Documentation

Deploy, integrate, and troubleshoot LongCat open-source models

Production Deployment

LongCat-Flash MoE models (560B) require vLLM or SGLang with tensor and expert parallelism. Smaller models like Flash-Lite can run on fewer GPUs via Transformers.

Hardware: FP8 Flash-Chat needs ≥1× 8-GPU node (e.g. 8× H20); BF16 needs ≥2 nodes (e.g. 16× H800).

Multimodal Models

Video Generation

LongCat-Video provides unified interfaces for text-to-video, image-to-video, and video continuation. Optimized for long-form videos (up to 5 minutes) with high temporal consistency.

Digital Human Video (Video-Avatar 1.5)

LongCat-Video-Avatar 1.5 is the commercial-grade open-source digital human model. Supports AT2V, ATI2V, and video continuation.

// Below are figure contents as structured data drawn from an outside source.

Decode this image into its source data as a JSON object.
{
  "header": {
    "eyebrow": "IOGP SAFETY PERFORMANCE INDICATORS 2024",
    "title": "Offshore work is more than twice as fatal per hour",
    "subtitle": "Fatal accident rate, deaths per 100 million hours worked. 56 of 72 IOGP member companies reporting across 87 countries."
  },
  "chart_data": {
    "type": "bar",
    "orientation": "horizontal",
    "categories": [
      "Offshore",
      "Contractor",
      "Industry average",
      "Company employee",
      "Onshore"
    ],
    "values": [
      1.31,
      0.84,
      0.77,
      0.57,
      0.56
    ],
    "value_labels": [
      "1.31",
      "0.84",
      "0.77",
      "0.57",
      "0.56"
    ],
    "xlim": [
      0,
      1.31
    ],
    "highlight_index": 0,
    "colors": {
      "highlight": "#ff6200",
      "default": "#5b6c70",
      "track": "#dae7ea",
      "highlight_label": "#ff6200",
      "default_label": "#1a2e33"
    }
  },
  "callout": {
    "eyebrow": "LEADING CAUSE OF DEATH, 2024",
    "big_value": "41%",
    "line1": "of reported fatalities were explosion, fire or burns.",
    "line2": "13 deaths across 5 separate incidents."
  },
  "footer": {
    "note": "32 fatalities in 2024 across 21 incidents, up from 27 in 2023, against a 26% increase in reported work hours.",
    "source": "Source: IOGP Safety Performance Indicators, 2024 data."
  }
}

  • Whisper-large audio encoding for precise lip sync
  • DMD 8-step inference: ~15× faster; shared base + LoRA adapters
  • Multi-person & open-domain: humans, anime, animals
  • Long-video stability: Cross-Chunk Latent Stitching

Resources: Model page | GitHub | Hugging Face

Image Generation & Editing

LongCat-Image powers generation on LongCat Web with superior Chinese text rendering. See model page and Chinese text generation guide.

License & Usage

All LongCat models are released under the MIT License, allowing distillation, fine-tuning, and secondary development. Evaluate models before use in sensitive or high-risk scenarios and ensure compliance with applicable laws.